It is a sad Xmas for me this year. My mother passed away this year. My father has been gone for years. It has left me with an emptiness, I'm not sure how to replace.
Christmas is a conundrum: an explosion of materialism and excess around an profoundly Christian holiday. The latter seems to be often forgotten.
Before Christmas, there were pagan celebrations for the Winter Solstice. For our distant ancestors, winter was a time of suffering and want. It was a time when survival was not guaranteed, but the solstice, though the longest night of the year, brought hope. Every day after the solstice is longer. Eventually, the sun will overwhelm winter and return life.
I read an enlightening interview with Nicholas Tom “N.T.” Wright in Time Magazine that made me think of Christmas. He is recognized as one of the preeminent New Testament scholars of this era.
In the interview he says:
In the interview he says:
Most modern Western Christians think that the point of Christianity is for my soul to go to heaven when I die. That's not what the Bible teaches. The point of Christianity is for the kingdom of God to come, as Jesus taught “on earth as in heaven,” and many churches have hardly begun to tune in to that and to work out what that might mean. What matters is God doing new creation, and the church being the people through whose life and prayer and work new creation is already happening around us.
This is a profound thought that as Christians we should be working to bring the kingdom of god and heaven to earth for all people.
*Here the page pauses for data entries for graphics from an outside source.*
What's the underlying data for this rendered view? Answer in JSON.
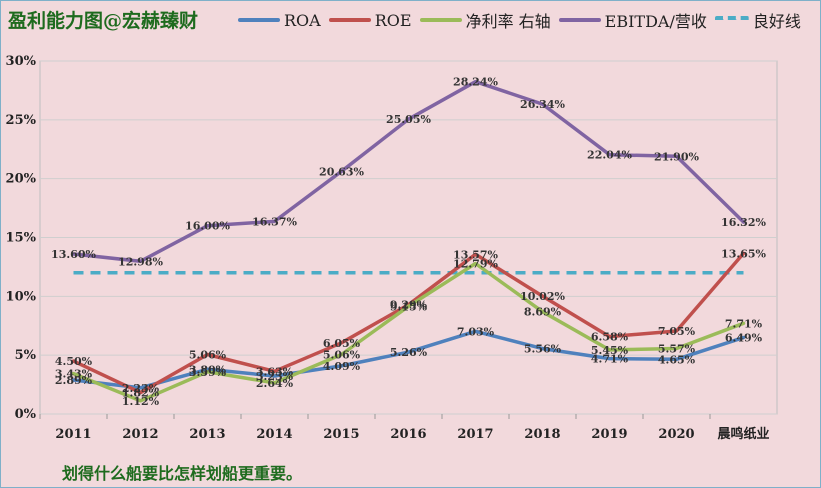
{
  "chart_data": {
    "type": "line",
    "title": "盈利能力图@宏赫臻财",
    "footer": "划得什么船要比怎样划船更重要。",
    "categories": [
      "2011",
      "2012",
      "2013",
      "2014",
      "2015",
      "2016",
      "2017",
      "2018",
      "2019",
      "2020",
      "晨鸣纸业"
    ],
    "ylim": [
      0,
      30
    ],
    "yticks": [
      "0%",
      "5%",
      "10%",
      "15%",
      "20%",
      "25%",
      "30%"
    ],
    "series": [
      {
        "name": "ROA",
        "color": "#4f81bd",
        "values": [
          2.89,
          2.23,
          3.8,
          3.23,
          4.09,
          5.26,
          7.03,
          5.56,
          4.71,
          4.65,
          6.49
        ],
        "labels": [
          "2.89%",
          "2.23%",
          "3.80%",
          "3.23%",
          "4.09%",
          "5.26%",
          "7.03%",
          "5.56%",
          "4.71%",
          "4.65%",
          "6.49%"
        ]
      },
      {
        "name": "ROE",
        "color": "#c0504d",
        "values": [
          4.5,
          1.82,
          5.06,
          3.63,
          6.05,
          9.29,
          13.57,
          10.02,
          6.58,
          7.05,
          13.65
        ],
        "labels": [
          "4.50%",
          "1.82%",
          "5.06%",
          "3.63%",
          "6.05%",
          "9.29%",
          "13.57%",
          "10.02%",
          "6.58%",
          "7.05%",
          "13.65%"
        ]
      },
      {
        "name": "净利率 右轴",
        "color": "#9bbb59",
        "values": [
          3.43,
          1.12,
          3.59,
          2.64,
          5.06,
          9.15,
          12.79,
          8.69,
          5.45,
          5.57,
          7.71
        ],
        "labels": [
          "3.43%",
          "1.12%",
          "3.59%",
          "2.64%",
          "5.06%",
          "9.15%",
          "12.79%",
          "8.69%",
          "5.45%",
          "5.57%",
          "7.71%"
        ]
      },
      {
        "name": "EBITDA/营收",
        "color": "#8064a2",
        "values": [
          13.6,
          12.98,
          16.0,
          16.37,
          20.63,
          25.05,
          28.24,
          26.34,
          22.04,
          21.9,
          16.32
        ],
        "labels": [
          "13.60%",
          "12.98%",
          "16.00%",
          "16.37%",
          "20.63%",
          "25.05%",
          "28.24%",
          "26.34%",
          "22.04%",
          "21.90%",
          "16.32%"
        ]
      }
    ],
    "reference_line": {
      "name": "良好线",
      "color": "#4bacc6",
      "value": 12
    }
  }
}
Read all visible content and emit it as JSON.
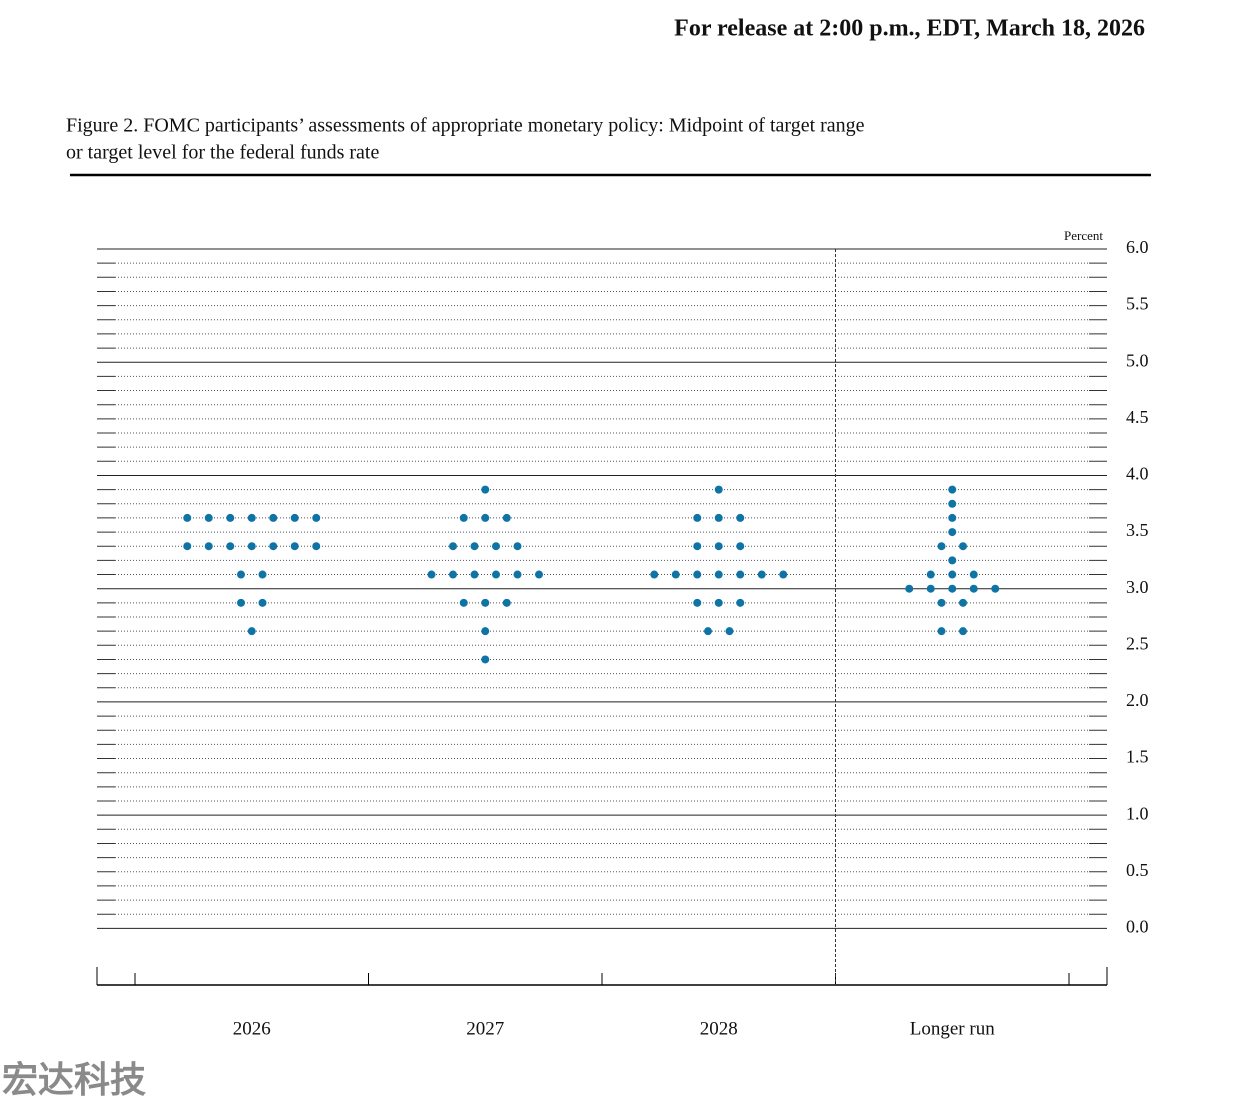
{
  "header": {
    "release": "For release at 2:00 p.m., EDT, March 18, 2026"
  },
  "chart_data": {
    "type": "dotplot",
    "title": "Figure 2. FOMC participants’ assessments of appropriate monetary policy: Midpoint of target range",
    "subtitle": "or target level for the federal funds rate",
    "y_label": "Percent",
    "categories": [
      "2026",
      "2027",
      "2028",
      "Longer run"
    ],
    "color": "#0e74a6",
    "columns": [
      {
        "levels": [
          3.625,
          3.375,
          3.125,
          2.875,
          2.625
        ],
        "counts": [
          7,
          7,
          2,
          2,
          1
        ]
      },
      {
        "levels": [
          3.875,
          3.625,
          3.375,
          3.125,
          2.875,
          2.625,
          2.375
        ],
        "counts": [
          1,
          3,
          4,
          6,
          3,
          1,
          1
        ]
      },
      {
        "levels": [
          3.875,
          3.625,
          3.375,
          3.125,
          2.875,
          2.625
        ],
        "counts": [
          1,
          3,
          3,
          7,
          3,
          2
        ]
      },
      {
        "levels": [
          3.875,
          3.75,
          3.625,
          3.5,
          3.375,
          3.25,
          3.125,
          3.0,
          2.875,
          2.625
        ],
        "counts": [
          1,
          1,
          1,
          1,
          2,
          1,
          3,
          5,
          2,
          2
        ]
      }
    ],
    "ylim": [
      -0.5,
      6
    ],
    "yticks": [
      {
        "value": 0,
        "label": "0.0"
      },
      0.5,
      {
        "value": 1,
        "label": "1.0"
      },
      1.5,
      {
        "value": 2,
        "label": "2.0"
      },
      2.5,
      {
        "value": 3,
        "label": "3.0"
      },
      3.5,
      {
        "value": 4,
        "label": "4.0"
      },
      4.5,
      {
        "value": 5,
        "label": "5.0"
      },
      5.5,
      {
        "value": 6,
        "label": "6.0"
      }
    ]
  },
  "watermark": "宏达科技"
}
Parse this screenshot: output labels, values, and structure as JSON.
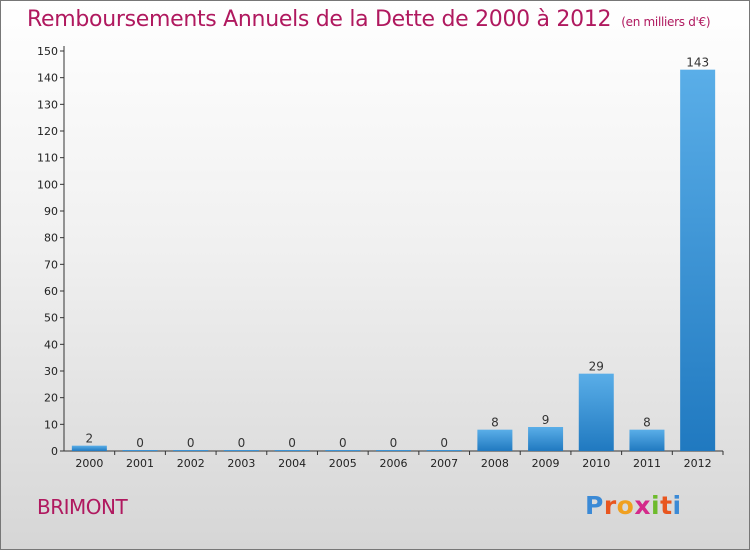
{
  "title": "Remboursements Annuels de la Dette de 2000 à 2012",
  "unit": "(en milliers d'€)",
  "town": "BRIMONT",
  "logo": {
    "letters": [
      "P",
      "r",
      "o",
      "x",
      "i",
      "t",
      "i"
    ],
    "colors": [
      "#3b8ad6",
      "#e8561f",
      "#f0a020",
      "#d42a8a",
      "#6dbb2c",
      "#e8561f",
      "#3b8ad6"
    ]
  },
  "colors": {
    "title": "#b0195f",
    "bar_light": "#5aaee8",
    "bar_dark": "#2079c0"
  },
  "chart_data": {
    "type": "bar",
    "categories": [
      "2000",
      "2001",
      "2002",
      "2003",
      "2004",
      "2005",
      "2006",
      "2007",
      "2008",
      "2009",
      "2010",
      "2011",
      "2012"
    ],
    "values": [
      2,
      0,
      0,
      0,
      0,
      0,
      0,
      0,
      8,
      9,
      29,
      8,
      143
    ],
    "data_labels": [
      "2",
      "0",
      "0",
      "0",
      "0",
      "0",
      "0",
      "0",
      "8",
      "9",
      "29",
      "8",
      "143"
    ],
    "yticks": [
      0,
      10,
      20,
      30,
      40,
      50,
      60,
      70,
      80,
      90,
      100,
      110,
      120,
      130,
      140,
      150
    ],
    "ylim": [
      0,
      150
    ],
    "grid": false
  }
}
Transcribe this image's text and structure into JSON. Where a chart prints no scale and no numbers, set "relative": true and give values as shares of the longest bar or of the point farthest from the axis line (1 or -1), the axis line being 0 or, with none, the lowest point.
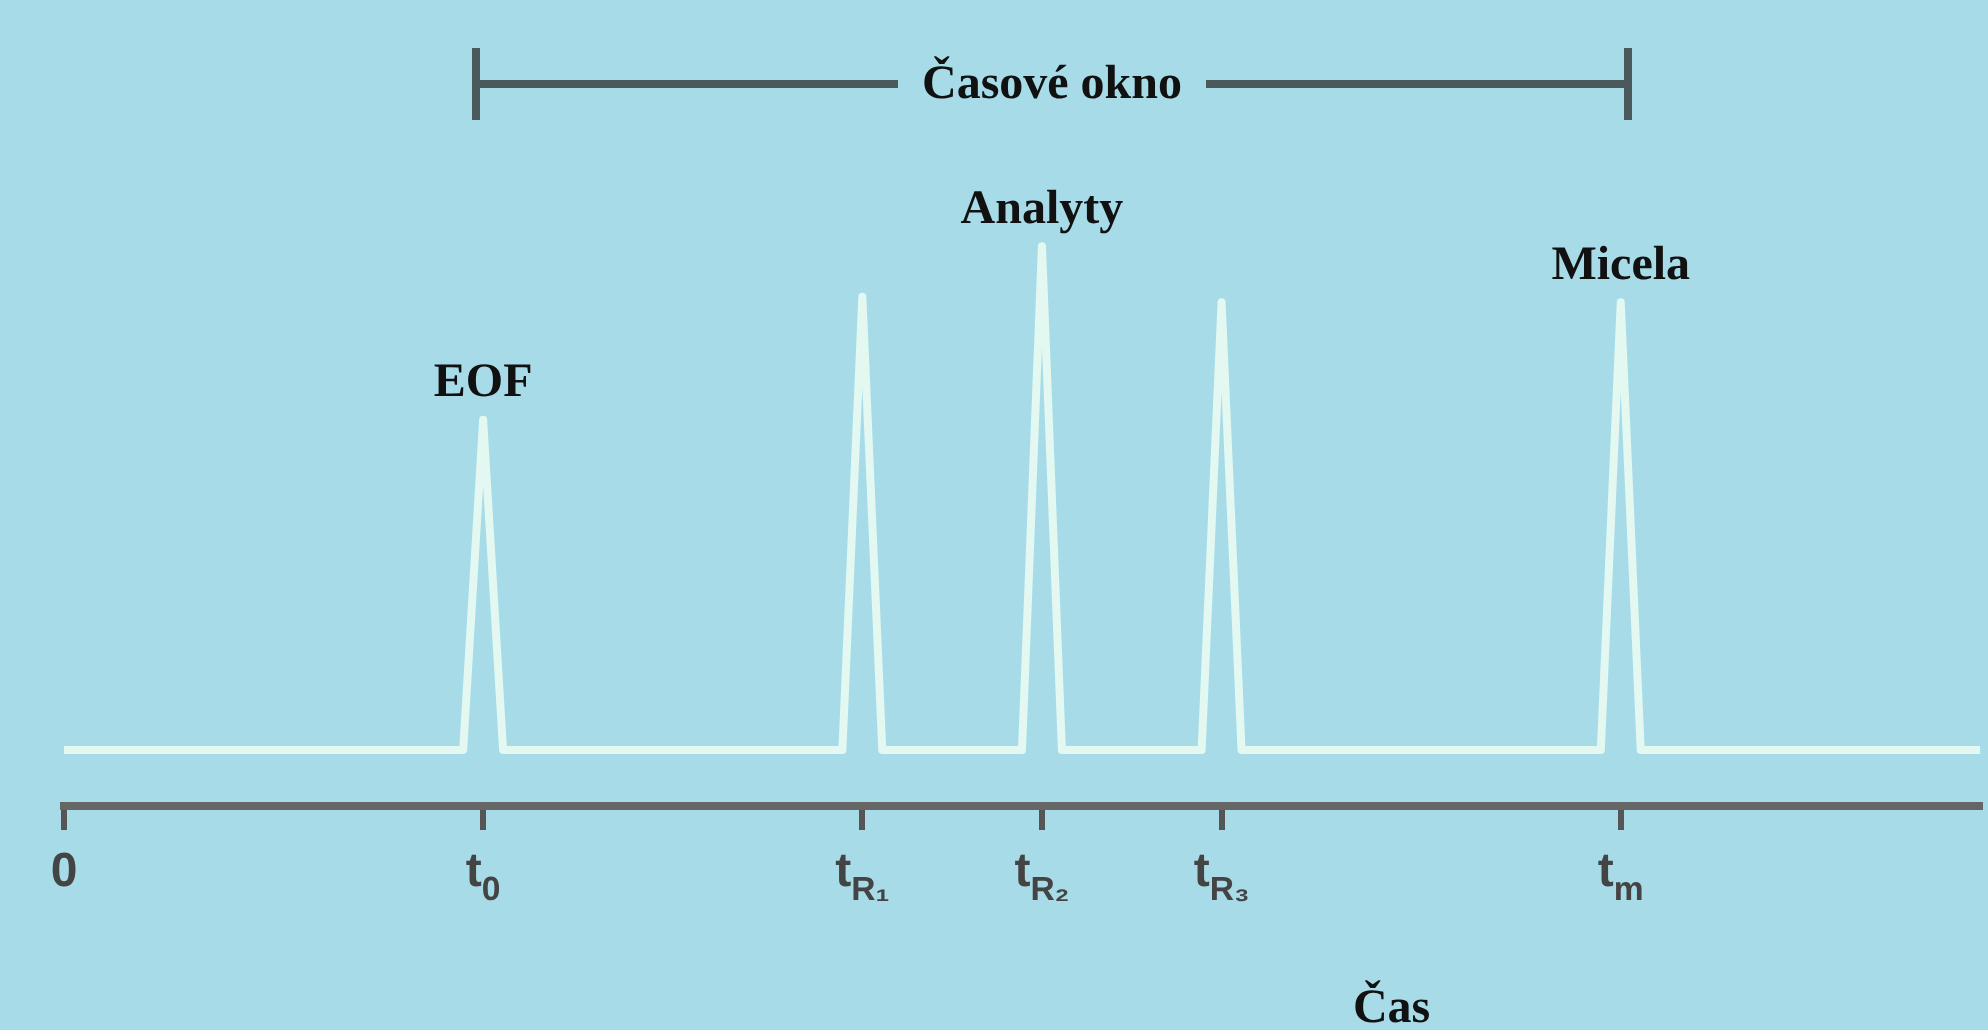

We are failing at this.
It made me think at Christmas, now is the time for us to work to make the world a better place for all people.
God Jul
PS: Here is a link to the complete Time Magazine Interview with Nicholas Wright:
PPS: I'm not a religious person. I have some jealously of people who are. I am a doubting Thomas. I grew up Catholic. I became disillusioned with the Catholic church over the years for many reasons like the sexual abuse of children. I haven't been a regular church goer in many years. I do occasionally pray. I came close to joining a United Methodist church once. Curiously, many of the people I met there were former Catholics. I've been to a Baptist church a couple time. I could see joining one. People were friendly and welcoming like I have never seen at any other churches.